Tal como ocorreu nos últimos 60 anos, como se fosse um disco arranhado, todos a uma: Governo, FFAA, parapolíticos, meios de comunicação, gritam em coro que “a marcha patriótica é uma fachada das FARC”. Quem acreditaria... até há pouco apregoavam “o fim do fim” da guerrilha, e agora, de repente, vociferam que 100 mil marchantes chegados das mais diversas regiões do país, têm a ver com as FARC...!!! E os gastos? Não, senhores, não foi como o financiamento paramilitar da campanha Presidencial e de Congresso às elites em 2002 e, após, em 2006, que constitui o mais tenebroso período que conhece a história nacional. Neste caso, 1.700 organizações sociais financiaram, cada uma, sua própria mobilização, em meio a uma infinidade de retenções militares e de ameaças paramilitares como a do nordeste antioquenho; se alojaram em hotéis humildes e em barracas, se limitaram a comer pamonhas, arroz com frango e café. Com intoxicações incluídas. As precariedades a que estão acostumados os pobres durante lustros.
Não foi como na convenção nacional conservadora ou a convenção do Partido da U, movidas em aviões, alojadas em luxuosos resorts e comidas tipo buffet, com coquetel de despedida ao final, que tampouco passam por inumeráveis revistas do exército, senhor Presidente Santos.

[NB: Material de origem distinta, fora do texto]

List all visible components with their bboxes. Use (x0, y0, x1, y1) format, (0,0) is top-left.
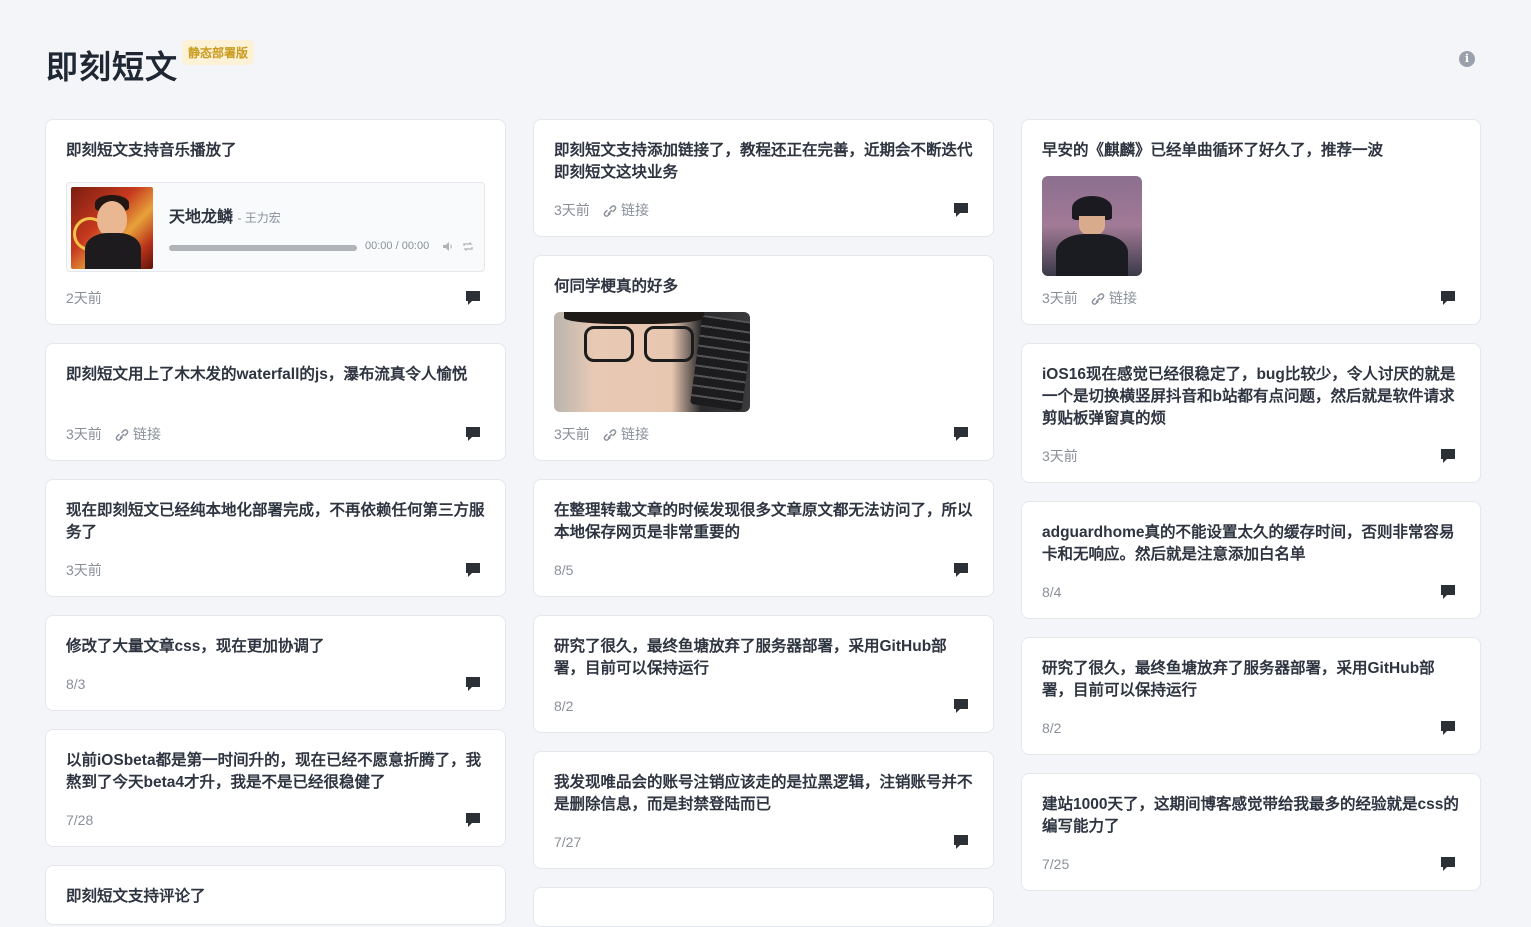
comment-icon[interactable] (465, 426, 481, 442)
post-link[interactable]: 链接 (1090, 288, 1137, 308)
post-footer: 8/5 (554, 560, 969, 580)
post-date: 8/4 (1042, 584, 1062, 600)
comment-icon[interactable] (1440, 290, 1456, 306)
post-footer: 2天前 (66, 288, 481, 308)
post-card[interactable] (533, 887, 994, 927)
music-player[interactable]: 天地龙鳞 - 王力宏 00:00 / 00:00 (66, 182, 485, 272)
post-card[interactable]: 研究了很久，最终鱼塘放弃了服务器部署，采用GitHub部署，目前可以保持运行 8… (533, 615, 994, 733)
comment-icon[interactable] (1440, 584, 1456, 600)
post-card[interactable]: 建站1000天了，这期间博客感觉带给我最多的经验就是css的编写能力了 7/25 (1021, 773, 1481, 891)
comment-icon[interactable] (465, 562, 481, 578)
post-date: 7/25 (1042, 856, 1070, 872)
comment-icon[interactable] (953, 202, 969, 218)
post-text: 研究了很久，最终鱼塘放弃了服务器部署，采用GitHub部署，目前可以保持运行 (1042, 660, 1435, 699)
post-card[interactable]: 我发现唯品会的账号注销应该走的是拉黑逻辑，注销账号并不是删除信息，而是封禁登陆而… (533, 751, 994, 869)
post-card[interactable]: 在整理转载文章的时候发现很多文章原文都无法访问了，所以本地保存网页是非常重要的 … (533, 479, 994, 597)
album-cover (71, 187, 153, 269)
song-title: 天地龙鳞 - 王力宏 (169, 209, 281, 226)
version-badge: 静态部署版 (182, 40, 255, 65)
link-icon (603, 205, 617, 217)
post-footer: 7/25 (1042, 854, 1456, 874)
post-date: 3天前 (66, 562, 102, 578)
post-date: 7/28 (66, 812, 94, 828)
comment-icon[interactable] (953, 698, 969, 714)
progress-bar[interactable] (169, 245, 357, 251)
post-text: iOS16现在感觉已经很稳定了，bug比较少，令人讨厌的就是一个是切换横竖屏抖音… (1042, 366, 1456, 427)
info-icon[interactable]: i (1459, 51, 1475, 67)
post-card[interactable]: 早安的《麒麟》已经单曲循环了好久了，推荐一波 3天前 链接 (1021, 119, 1481, 325)
post-footer: 8/2 (554, 696, 969, 716)
post-date: 8/3 (66, 676, 86, 692)
post-image[interactable] (554, 312, 750, 412)
comment-icon[interactable] (465, 676, 481, 692)
post-footer: 8/3 (66, 674, 481, 694)
link-icon (1091, 293, 1105, 305)
post-link[interactable]: 链接 (114, 424, 161, 444)
post-card[interactable]: 即刻短文支持音乐播放了 天地龙鳞 - 王力宏 00:00 / 00:00 2天前 (45, 119, 506, 325)
post-image[interactable] (1042, 176, 1142, 276)
post-footer: 7/27 (554, 832, 969, 852)
post-date: 3天前 (1042, 448, 1078, 464)
post-footer: 8/4 (1042, 582, 1456, 602)
post-text: 现在即刻短文已经纯本地化部署完成，不再依赖任何第三方服务了 (66, 502, 485, 541)
post-card[interactable]: adguardhome真的不能设置太久的缓存时间，否则非常容易卡和无响应。然后就… (1021, 501, 1481, 619)
post-footer: 3天前 (66, 560, 481, 580)
post-footer: 3天前 链接 (554, 200, 969, 220)
comment-icon[interactable] (953, 834, 969, 850)
site-title: 即刻短文 (46, 49, 179, 85)
post-footer: 3天前 链接 (1042, 288, 1456, 308)
comment-icon[interactable] (953, 426, 969, 442)
comment-icon[interactable] (1440, 856, 1456, 872)
post-date: 8/2 (554, 698, 574, 714)
post-footer: 7/28 (66, 810, 481, 830)
post-date: 3天前 (1042, 290, 1078, 306)
link-icon (115, 429, 129, 441)
post-text: 我发现唯品会的账号注销应该走的是拉黑逻辑，注销账号并不是删除信息，而是封禁登陆而… (554, 774, 973, 813)
post-footer: 3天前 链接 (66, 424, 481, 444)
post-date: 7/27 (554, 834, 582, 850)
post-card[interactable]: 何同学梗真的好多 3天前 链接 (533, 255, 994, 461)
comment-icon[interactable] (465, 290, 481, 306)
post-text: 即刻短文支持音乐播放了 (66, 142, 237, 159)
comment-icon[interactable] (1440, 448, 1456, 464)
post-card[interactable]: 修改了大量文章css，现在更加协调了 8/3 (45, 615, 506, 711)
comment-icon[interactable] (465, 812, 481, 828)
post-card[interactable]: 研究了很久，最终鱼塘放弃了服务器部署，采用GitHub部署，目前可以保持运行 8… (1021, 637, 1481, 755)
post-date: 3天前 (554, 202, 590, 218)
volume-icon[interactable] (442, 241, 454, 252)
post-footer: 3天前 链接 (554, 424, 969, 444)
post-text: 即刻短文支持添加链接了，教程还正在完善，近期会不断迭代即刻短文这块业务 (554, 142, 973, 181)
post-footer: 8/2 (1042, 718, 1456, 738)
post-date: 3天前 (66, 426, 102, 442)
post-card[interactable]: iOS16现在感觉已经很稳定了，bug比较少，令人讨厌的就是一个是切换横竖屏抖音… (1021, 343, 1481, 483)
post-card[interactable]: 即刻短文用上了木木发的waterfall的js，瀑布流真令人愉悦 3天前 链接 (45, 343, 506, 461)
post-text: 在整理转载文章的时候发现很多文章原文都无法访问了，所以本地保存网页是非常重要的 (554, 502, 973, 541)
post-text: 建站1000天了，这期间博客感觉带给我最多的经验就是css的编写能力了 (1042, 796, 1459, 835)
post-card[interactable]: 以前iOSbeta都是第一时间升的，现在已经不愿意折腾了，我熬到了今天beta4… (45, 729, 506, 847)
post-date: 8/2 (1042, 720, 1062, 736)
post-text: 修改了大量文章css，现在更加协调了 (66, 638, 325, 655)
post-footer: 3天前 (1042, 446, 1456, 466)
post-text: 以前iOSbeta都是第一时间升的，现在已经不愿意折腾了，我熬到了今天beta4… (66, 752, 482, 791)
post-text: 何同学梗真的好多 (554, 278, 679, 295)
post-date: 8/5 (554, 562, 574, 578)
post-card[interactable]: 即刻短文支持评论了 (45, 865, 506, 925)
post-text: 研究了很久，最终鱼塘放弃了服务器部署，采用GitHub部署，目前可以保持运行 (554, 638, 947, 677)
post-date: 2天前 (66, 290, 102, 306)
post-date: 3天前 (554, 426, 590, 442)
post-card[interactable]: 现在即刻短文已经纯本地化部署完成，不再依赖任何第三方服务了 3天前 (45, 479, 506, 597)
play-time: 00:00 / 00:00 (365, 240, 430, 252)
comment-icon[interactable] (1440, 720, 1456, 736)
loop-icon[interactable] (462, 241, 474, 252)
post-card[interactable]: 即刻短文支持添加链接了，教程还正在完善，近期会不断迭代即刻短文这块业务 3天前 … (533, 119, 994, 237)
post-text: 即刻短文用上了木木发的waterfall的js，瀑布流真令人愉悦 (66, 366, 468, 383)
post-text: adguardhome真的不能设置太久的缓存时间，否则非常容易卡和无响应。然后就… (1042, 524, 1455, 563)
post-link[interactable]: 链接 (602, 200, 649, 220)
post-link[interactable]: 链接 (602, 424, 649, 444)
link-icon (603, 429, 617, 441)
post-text: 早安的《麒麟》已经单曲循环了好久了，推荐一波 (1042, 142, 1384, 159)
comment-icon[interactable] (953, 562, 969, 578)
song-artist: - 王力宏 (237, 211, 281, 225)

A Marcha Patriótica não era uma convenção de banqueiros, industriais, pecuaristas, terratenentes e um que outro mafioso. Não. Na realidade, o que gerou suspeitas é que era uma convenção de desfarrapados, campesinos, indígenas e afrodescentes deslocados, sobreviventes do genocídio da UP, um que outro operário, um que outro intelectual, muitos jovens, boa parte deles estudantes, até artistas, a maioria mal letrados, porém que se fazem entender, deixando claro o que querem. O que tem incomodado é que se reuniram os que [a elite] tem proibido fazer política, os que lhes vedaram pensar na democracia, na paz e no poder. Lhes aterroriza que, assim como na Bolívia, não seja um alto executivo da capital quem governe, mas sim um índio vindo de longínquas terras.